Jin considère un instant la question, laissant ses yeux s'attarder sur la terre qui tourne sur le grand écran, derrière le journaliste. Cette vue satellite est ce qu'il a eu l'occasion de voir pendant cinq ans, alors qu'il était obligé de rester dans une station spatiale orbitant autour de la planète bleue. Sa mission a semblé durer une éternité. Et maintenant qu'il est là, il n'est pas très sûr de pouvoir dire que tout cela est réel, tant il en a oublié l'existence.
- Je crois que ça n'est plus vraiment chez moi, à vrai dire. J'avais pris mes marques, là haut. J'ai un peu la sensation que c'est maintenant que je suis loin de chez moi.
- Oh... Ne vous en faites pas, ça n'est qu'une question de temps avant que vous ne repreniez vos bonnes vieilles habitudes. Vivre sur terre, c'est comme le vélo, ça ne s'oublie pas.

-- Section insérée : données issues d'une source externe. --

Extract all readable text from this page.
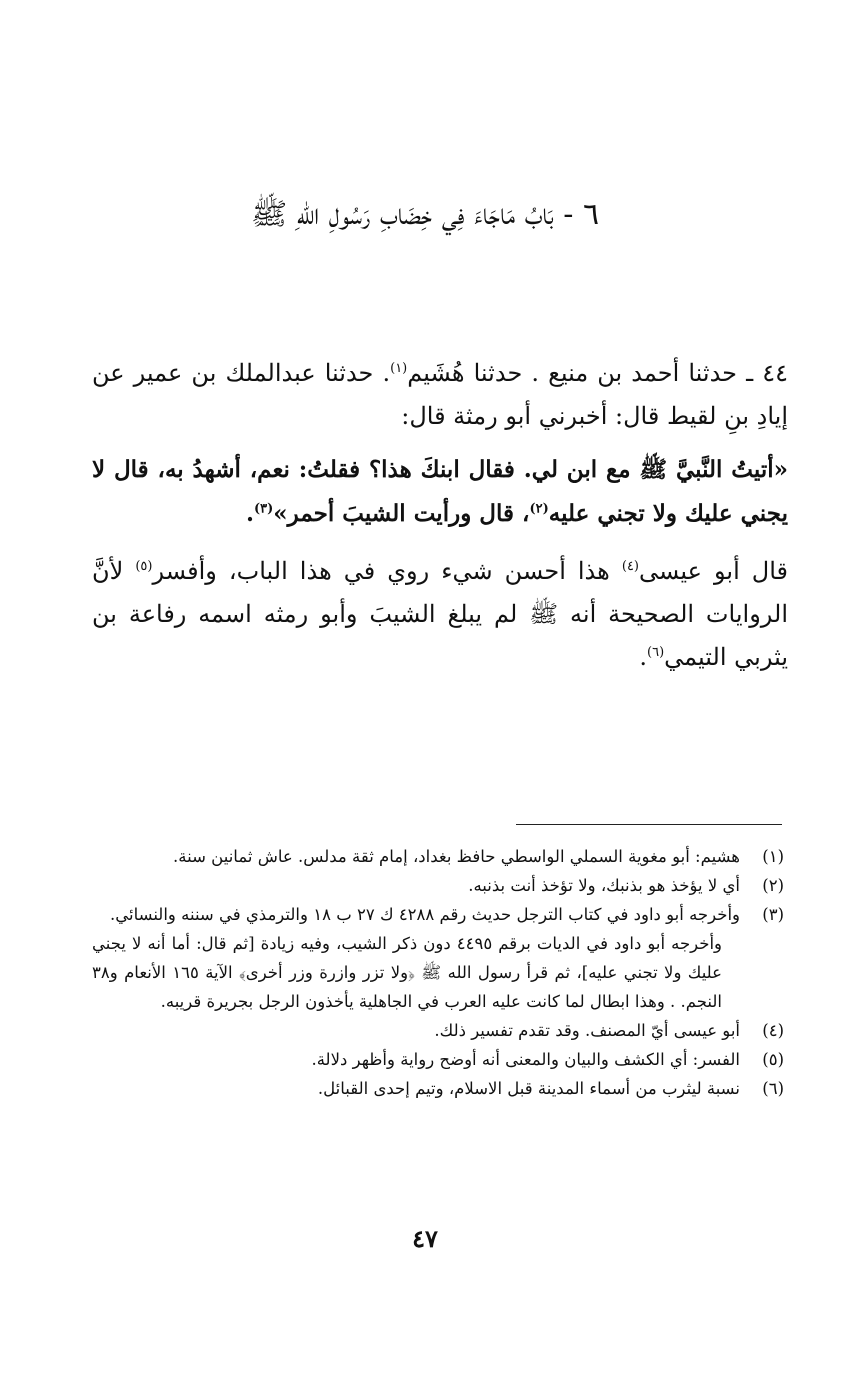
٦ - بَابُ مَاجَاءَ فِي خِضَابِ رَسُولِ اللهِ ﷺ
٤٤ ـ حدثنا أحمد بن منيع . حدثنا هُشَيم$^{(١)}$. حدثنا عبدالملك بن عمير عن إيادِ بنِ لقيط قال: أخبرني أبو رمثة قال:
«أتيتُ النَّبيَّ ﷺ مع ابن لي. فقال ابنكَ هذا؟ فقلتُ: نعم، أشهدُ به، قال لا يجني عليك ولا تجني عليه$^{(٢)}$، قال ورأيت الشيبَ أحمر»$^{(٣)}$.
قال أبو عيسى$^{(٤)}$ هذا أحسن شيء روي في هذا الباب، وأفسر$^{(٥)}$ لأنَّ الروايات الصحيحة أنه ﷺ لم يبلغ الشيبَ وأبو رمثه اسمه رفاعة بن يثربي التيمي$^{(٦)}$.
(١)
هشيم: أبو مغوية السملي الواسطي حافظ بغداد، إمام ثقة مدلس. عاش ثمانين سنة.
(٢)
أي لا يؤخذ هو بذنبك، ولا تؤخذ أنت بذنبه.
(٣)
وأخرجه أبو داود في كتاب الترجل حديث رقم ٤٢٨٨ ك ٢٧ ب ١٨ والترمذي في سننه والنسائي.
وأخرجه أبو داود في الديات برقم ٤٤٩٥ دون ذكر الشيب، وفيه زيادة [ثم قال: أما أنه لا يجني عليك ولا تجني عليه]، ثم قرأ رسول الله ﷺ ﴿ولا تزر وازرة وزر أخرى﴾ الآية ١٦٥ الأنعام و٣٨ النجم. . وهذا ابطال لما كانت عليه العرب في الجاهلية يأخذون الرجل بجريرة قريبه.
(٤)
أبو عيسى أيّ المصنف. وقد تقدم تفسير ذلك.
(٥)
الفسر: أي الكشف والبيان والمعنى أنه أوضح رواية وأظهر دلالة.
(٦)
نسبة ليثرب من أسماء المدينة قبل الاسلام، وتيم إحدى القبائل.
٤٧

Jin garde le silence tandis que le journaliste conclue l'interview. Il le trouve drôle. Ses pieds n'ont jamais quitté le sol de cette planète et pourtant il parle comme s'il avait vécu sur la lune. Que peut-il bien savoir du retour sur terre ?
La réalité, c'est que les choses changent vite. Trop vite. Les gens, les lieux, les technologies... Tant qu'on suit, on ne se rend pas compte de la rapidité avec laquelle tout se transforme, évolue. Là haut, tout semble figé dans le temps. Rien ne bouge, le silence est assourdissant, et l'absence d'horizon rend tout insignifiant. Jin trouve à l'infinité de l'espace un côté rassurant.
Après avoir remercié le journaliste ainsi que tout le plateau télé pour leur accueil, Jin retrouve rapidement son chauffeur, supposé le ramener à son appartement.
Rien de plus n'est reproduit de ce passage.